Il restauro ha restituito al dipinto tutto il nitore dei colori tersi e armoniosi, rendendo meglio leggibile il ductus elegante a punta di pennello con cui sono costruiti i panneggi, i lineamenti delicati dei protagonisti, il cielo luminoso che splende dietro la veduta della città di Firenze, eseguita con la stessa precisione elegante con cui sono realizzati i dettagli decorativi delle vesti e i fiori dello splendido giardino.

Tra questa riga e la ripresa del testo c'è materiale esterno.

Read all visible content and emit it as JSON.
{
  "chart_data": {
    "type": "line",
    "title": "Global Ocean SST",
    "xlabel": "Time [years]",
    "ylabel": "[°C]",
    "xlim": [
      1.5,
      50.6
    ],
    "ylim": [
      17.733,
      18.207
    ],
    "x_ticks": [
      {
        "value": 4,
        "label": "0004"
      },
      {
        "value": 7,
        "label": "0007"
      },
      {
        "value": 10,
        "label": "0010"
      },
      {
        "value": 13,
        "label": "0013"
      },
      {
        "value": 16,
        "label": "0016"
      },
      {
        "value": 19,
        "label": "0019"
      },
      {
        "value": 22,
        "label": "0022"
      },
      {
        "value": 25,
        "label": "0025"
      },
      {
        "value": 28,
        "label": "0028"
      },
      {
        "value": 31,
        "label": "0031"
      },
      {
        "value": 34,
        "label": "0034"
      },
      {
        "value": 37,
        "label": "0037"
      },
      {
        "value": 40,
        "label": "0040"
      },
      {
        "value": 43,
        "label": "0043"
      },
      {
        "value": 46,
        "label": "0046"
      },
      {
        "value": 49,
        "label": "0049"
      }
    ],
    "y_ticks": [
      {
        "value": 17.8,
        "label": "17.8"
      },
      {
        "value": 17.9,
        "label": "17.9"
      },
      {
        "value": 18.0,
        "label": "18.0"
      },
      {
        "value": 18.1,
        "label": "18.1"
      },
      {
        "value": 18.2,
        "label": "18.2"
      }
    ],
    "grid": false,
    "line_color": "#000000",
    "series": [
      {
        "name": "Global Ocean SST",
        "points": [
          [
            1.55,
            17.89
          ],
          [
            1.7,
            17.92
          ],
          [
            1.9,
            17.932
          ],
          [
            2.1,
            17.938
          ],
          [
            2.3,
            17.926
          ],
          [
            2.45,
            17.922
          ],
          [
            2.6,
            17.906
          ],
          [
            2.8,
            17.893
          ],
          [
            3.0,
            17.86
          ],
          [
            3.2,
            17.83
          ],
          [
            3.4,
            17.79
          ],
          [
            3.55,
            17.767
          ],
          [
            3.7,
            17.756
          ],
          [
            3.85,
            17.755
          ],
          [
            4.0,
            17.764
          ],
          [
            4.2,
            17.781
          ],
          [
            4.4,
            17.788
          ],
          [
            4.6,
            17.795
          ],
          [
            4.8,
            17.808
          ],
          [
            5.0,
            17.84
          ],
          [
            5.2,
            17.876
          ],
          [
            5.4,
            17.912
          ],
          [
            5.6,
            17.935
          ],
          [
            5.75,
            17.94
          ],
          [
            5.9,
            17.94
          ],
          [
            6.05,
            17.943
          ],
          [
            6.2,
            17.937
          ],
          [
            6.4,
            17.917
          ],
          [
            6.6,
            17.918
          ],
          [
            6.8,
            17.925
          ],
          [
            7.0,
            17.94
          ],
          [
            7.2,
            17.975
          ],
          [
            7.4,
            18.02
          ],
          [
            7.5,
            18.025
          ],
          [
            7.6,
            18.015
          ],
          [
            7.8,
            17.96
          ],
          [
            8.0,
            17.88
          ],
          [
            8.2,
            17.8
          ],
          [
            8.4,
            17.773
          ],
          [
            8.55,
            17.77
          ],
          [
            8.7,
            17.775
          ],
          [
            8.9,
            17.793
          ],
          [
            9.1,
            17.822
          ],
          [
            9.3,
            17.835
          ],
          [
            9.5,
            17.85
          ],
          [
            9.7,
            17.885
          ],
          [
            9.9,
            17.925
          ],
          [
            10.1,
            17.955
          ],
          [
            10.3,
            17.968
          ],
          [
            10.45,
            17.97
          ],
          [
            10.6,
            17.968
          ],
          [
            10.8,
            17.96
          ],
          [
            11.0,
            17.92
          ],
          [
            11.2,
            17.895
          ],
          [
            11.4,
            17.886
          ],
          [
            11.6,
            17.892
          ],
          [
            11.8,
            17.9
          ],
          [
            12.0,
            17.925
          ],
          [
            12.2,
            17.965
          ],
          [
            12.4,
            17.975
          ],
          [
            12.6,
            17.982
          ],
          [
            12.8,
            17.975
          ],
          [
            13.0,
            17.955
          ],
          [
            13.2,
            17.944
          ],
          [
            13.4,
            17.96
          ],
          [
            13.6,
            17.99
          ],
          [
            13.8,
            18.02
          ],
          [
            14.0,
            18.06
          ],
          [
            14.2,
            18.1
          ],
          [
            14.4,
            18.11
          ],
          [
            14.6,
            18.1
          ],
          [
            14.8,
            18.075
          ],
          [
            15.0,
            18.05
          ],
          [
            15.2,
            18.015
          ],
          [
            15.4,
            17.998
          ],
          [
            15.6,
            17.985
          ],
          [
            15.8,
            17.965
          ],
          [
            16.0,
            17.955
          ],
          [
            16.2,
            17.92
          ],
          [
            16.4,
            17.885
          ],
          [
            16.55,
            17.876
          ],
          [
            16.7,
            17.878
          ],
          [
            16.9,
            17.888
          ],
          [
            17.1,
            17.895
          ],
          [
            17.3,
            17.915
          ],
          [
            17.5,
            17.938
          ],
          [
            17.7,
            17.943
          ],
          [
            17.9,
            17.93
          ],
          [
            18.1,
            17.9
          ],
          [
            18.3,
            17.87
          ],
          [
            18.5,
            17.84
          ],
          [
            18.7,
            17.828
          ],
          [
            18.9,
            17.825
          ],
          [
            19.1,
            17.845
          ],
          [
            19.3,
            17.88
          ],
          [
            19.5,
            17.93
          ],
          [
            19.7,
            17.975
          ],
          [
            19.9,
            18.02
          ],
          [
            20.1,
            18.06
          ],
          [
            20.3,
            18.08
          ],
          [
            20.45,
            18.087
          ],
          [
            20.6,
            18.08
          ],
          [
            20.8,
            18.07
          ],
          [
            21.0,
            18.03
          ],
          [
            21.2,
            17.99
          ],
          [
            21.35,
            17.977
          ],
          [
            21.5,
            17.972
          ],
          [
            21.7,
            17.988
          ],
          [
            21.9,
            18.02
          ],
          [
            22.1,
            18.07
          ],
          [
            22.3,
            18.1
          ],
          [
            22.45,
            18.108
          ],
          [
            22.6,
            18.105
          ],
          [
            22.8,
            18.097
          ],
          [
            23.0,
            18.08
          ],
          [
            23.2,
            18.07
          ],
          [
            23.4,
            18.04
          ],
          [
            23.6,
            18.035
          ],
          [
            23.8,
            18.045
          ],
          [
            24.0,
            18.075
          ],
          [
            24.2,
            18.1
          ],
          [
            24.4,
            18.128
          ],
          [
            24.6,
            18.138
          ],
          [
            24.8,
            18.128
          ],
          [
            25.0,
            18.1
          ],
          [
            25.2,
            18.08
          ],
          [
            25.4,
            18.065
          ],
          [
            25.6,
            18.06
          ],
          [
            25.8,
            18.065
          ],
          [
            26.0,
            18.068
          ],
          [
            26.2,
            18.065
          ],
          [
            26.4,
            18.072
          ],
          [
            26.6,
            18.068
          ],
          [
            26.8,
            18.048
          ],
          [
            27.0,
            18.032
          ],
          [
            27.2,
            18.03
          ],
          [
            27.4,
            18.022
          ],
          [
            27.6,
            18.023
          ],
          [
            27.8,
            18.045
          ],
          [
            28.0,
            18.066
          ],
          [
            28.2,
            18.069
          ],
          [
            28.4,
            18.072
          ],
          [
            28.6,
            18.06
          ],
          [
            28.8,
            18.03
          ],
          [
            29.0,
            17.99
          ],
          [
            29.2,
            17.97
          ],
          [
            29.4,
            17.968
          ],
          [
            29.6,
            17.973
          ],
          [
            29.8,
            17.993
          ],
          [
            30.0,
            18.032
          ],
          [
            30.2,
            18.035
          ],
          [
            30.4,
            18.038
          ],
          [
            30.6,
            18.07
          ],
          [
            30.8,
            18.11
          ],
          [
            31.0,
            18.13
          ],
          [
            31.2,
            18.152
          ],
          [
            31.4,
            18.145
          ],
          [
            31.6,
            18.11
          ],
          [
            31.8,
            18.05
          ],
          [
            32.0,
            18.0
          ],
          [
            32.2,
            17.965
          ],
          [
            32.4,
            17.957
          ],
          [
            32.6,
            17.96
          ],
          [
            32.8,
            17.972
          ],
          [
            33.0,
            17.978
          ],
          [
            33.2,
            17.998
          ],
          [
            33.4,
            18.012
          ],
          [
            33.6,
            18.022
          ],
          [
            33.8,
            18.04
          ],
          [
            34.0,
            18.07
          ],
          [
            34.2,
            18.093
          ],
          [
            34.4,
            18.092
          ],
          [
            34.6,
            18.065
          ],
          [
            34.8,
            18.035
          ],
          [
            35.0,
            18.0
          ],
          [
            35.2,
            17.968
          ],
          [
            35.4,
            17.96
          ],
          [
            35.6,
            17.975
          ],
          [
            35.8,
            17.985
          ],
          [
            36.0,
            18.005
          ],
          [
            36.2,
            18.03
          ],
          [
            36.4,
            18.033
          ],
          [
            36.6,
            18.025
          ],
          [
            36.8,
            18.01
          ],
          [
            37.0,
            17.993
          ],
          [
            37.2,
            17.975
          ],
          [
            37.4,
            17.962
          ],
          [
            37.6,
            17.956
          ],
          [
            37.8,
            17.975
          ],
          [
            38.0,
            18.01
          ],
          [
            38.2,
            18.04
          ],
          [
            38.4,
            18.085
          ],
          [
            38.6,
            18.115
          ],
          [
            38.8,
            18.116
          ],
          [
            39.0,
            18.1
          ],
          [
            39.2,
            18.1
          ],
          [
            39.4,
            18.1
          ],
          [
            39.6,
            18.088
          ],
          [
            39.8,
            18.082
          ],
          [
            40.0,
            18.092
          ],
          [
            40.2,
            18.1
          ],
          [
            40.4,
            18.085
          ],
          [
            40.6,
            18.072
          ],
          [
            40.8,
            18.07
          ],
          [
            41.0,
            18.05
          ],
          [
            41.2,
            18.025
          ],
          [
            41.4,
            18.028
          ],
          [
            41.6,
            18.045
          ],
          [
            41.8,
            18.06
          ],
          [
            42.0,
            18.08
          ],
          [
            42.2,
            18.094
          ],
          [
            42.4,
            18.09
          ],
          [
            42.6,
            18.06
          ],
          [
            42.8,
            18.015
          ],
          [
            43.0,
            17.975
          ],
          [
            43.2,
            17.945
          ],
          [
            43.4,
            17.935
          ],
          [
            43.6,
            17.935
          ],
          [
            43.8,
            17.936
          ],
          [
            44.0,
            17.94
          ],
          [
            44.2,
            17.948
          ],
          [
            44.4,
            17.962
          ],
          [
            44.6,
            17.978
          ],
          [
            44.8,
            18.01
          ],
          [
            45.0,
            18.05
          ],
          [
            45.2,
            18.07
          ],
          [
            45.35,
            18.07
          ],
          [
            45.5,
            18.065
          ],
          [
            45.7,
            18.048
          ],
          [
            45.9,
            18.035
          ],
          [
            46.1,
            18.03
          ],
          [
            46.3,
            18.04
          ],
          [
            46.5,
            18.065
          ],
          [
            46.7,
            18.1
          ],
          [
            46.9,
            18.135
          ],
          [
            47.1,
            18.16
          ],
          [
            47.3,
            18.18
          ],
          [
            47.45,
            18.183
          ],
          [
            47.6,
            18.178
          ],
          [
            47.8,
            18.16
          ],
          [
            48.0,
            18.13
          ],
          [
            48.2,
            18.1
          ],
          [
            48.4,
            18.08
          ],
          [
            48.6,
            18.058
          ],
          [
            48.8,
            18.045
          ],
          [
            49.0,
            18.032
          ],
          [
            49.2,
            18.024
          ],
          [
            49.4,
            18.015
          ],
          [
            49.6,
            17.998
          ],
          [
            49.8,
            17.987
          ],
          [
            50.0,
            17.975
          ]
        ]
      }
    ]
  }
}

Nella veduta sono ben riconoscibili la torre di Palazzo Vecchio, la cupola di Santa Maria del Fiore col campanile di Giotto, il Bargello, il campanile della Badia fiorentina. Due misteriose figurine minuziosamente delineate si stagliano nella lontananza, dietro il giglio sorretto dall’Angelo in primo piano. Un’opera preziosa e commovente, che il restauro ha finalmente restituito all’esposizione, migliorandone la stabilità e consentendo di tornarne ad apprezzare tutte le finezze.

Il Restauro

Gli interventi precedenti Una prima notizia risale al gennaio 1822, quando viene dato a Raffaele Trapani il compito di “rincollargli le tre tavolette che presentano il quadro e fortificarle dal di dietro con pezzi di legno” (ASMAN, XXI B7, 13). È questo probabilmente l’intervento testimoniato dalla foto realizzata prima del restauro nel 1957, quando Bruno Molajoli affida l’opera alle cure dell’Istituto Centrale del Restauro.

Nella foto si vedono tre traverse di sostegno fisse e grossolane ‘farfalle’ inserite controfibra per giuntare le assi che possiamo far risalire al restauro di Trapani. Si osserva anche un telaio perimetrale – applicato al supporto assottigliandolo in corrispondenza per livellare le superfici di appoggio – da far risalire forse a un restauro ancora precedente. Fori da insetti xilofagi con stuccature stese per colmarle e per risarcire alla meno peggio le assi disgiunte testimoniano le condizioni critiche in cui si trovava l’opera, che nelle altre foto di documentazione dell’archivio ICR si desume molto compromessa da vernici e ridipinture anche nella superficie pittorica.

L’intervento realizzato sul supporto presso l’ICR, allora diretto da Cesare Brandi, era per l’epoca molto innovativo e si basava sugli studi che andava conducendo presso l’Istituto Roberto Carità. Il sistema era improntato all’esigenza di alleggerire il più possibile la nuova struttura di sostegno da applicare, utilizzando ponticelli in legno incollati al supporto e traverse in alluminio. In quella occasione la superficie del supporto era stata assottigliata per renderne il livello uniforme e consentire l’applicazione degli elementi metallici perfettamente piani. Anche questa struttura si è rivelata col tempo poco idonea a garantire stabilità al supporto, poiché risultava sempre troppo rigida e vincolante, contrastando così i naturali movimenti del legno in seguito alle variazioni di temperatura e umidità. Dopo il restauro del supporto, nel 1957 l’opera era stata restituita dall’ICR al museo senza provvedere a un intervento sulla superficie pittorica. La decisione molto probabilmente era conseguente alla necessità di esporre il dipinto di Filippino fra i capolavori della pinacoteca nell’inaugurazione del nuovo museo di Capodimonte il 5 maggio 1957. Nell’archivio ICR è infatti conservata una lettera di Brandi a Molajoli datata 26 aprile 1957, con cui il direttore dell’Istituto riconsegna il dipinto “molto a malincuore” e si mostra preoccupato delle condizioni poco presentabili in cui si trova l’opera, la cui superficie “si presenta ora con le commettiture allo scoperto, dato che per raddrizzare la tavola bisognava liberarla dagli stucchi e dai rinzaffi”. Chiede pertanto di “fare eseguire subito a Angelini delle stuccature provvisorie campite in tinta neutra, ma in modo che risulti chiaro per tutti che il restauro è ancora in corso”. Qualche anno dopo, l’intervento sulla superficie pittorica – pulitura generale, rimozione delle vecchie vernici e dei restauri alterati, stuccatura e integrazione pittorica – sarebbe stato affidato a Ruggero Nannicini, che lo avrebbe realizzato entro il 1965 (Archivio Storico Capodimonte). L’intervento è testimoniato anche dalla ricca documentazione fotografica dell’epoca conservata nella fototeca di Sant’Elmo.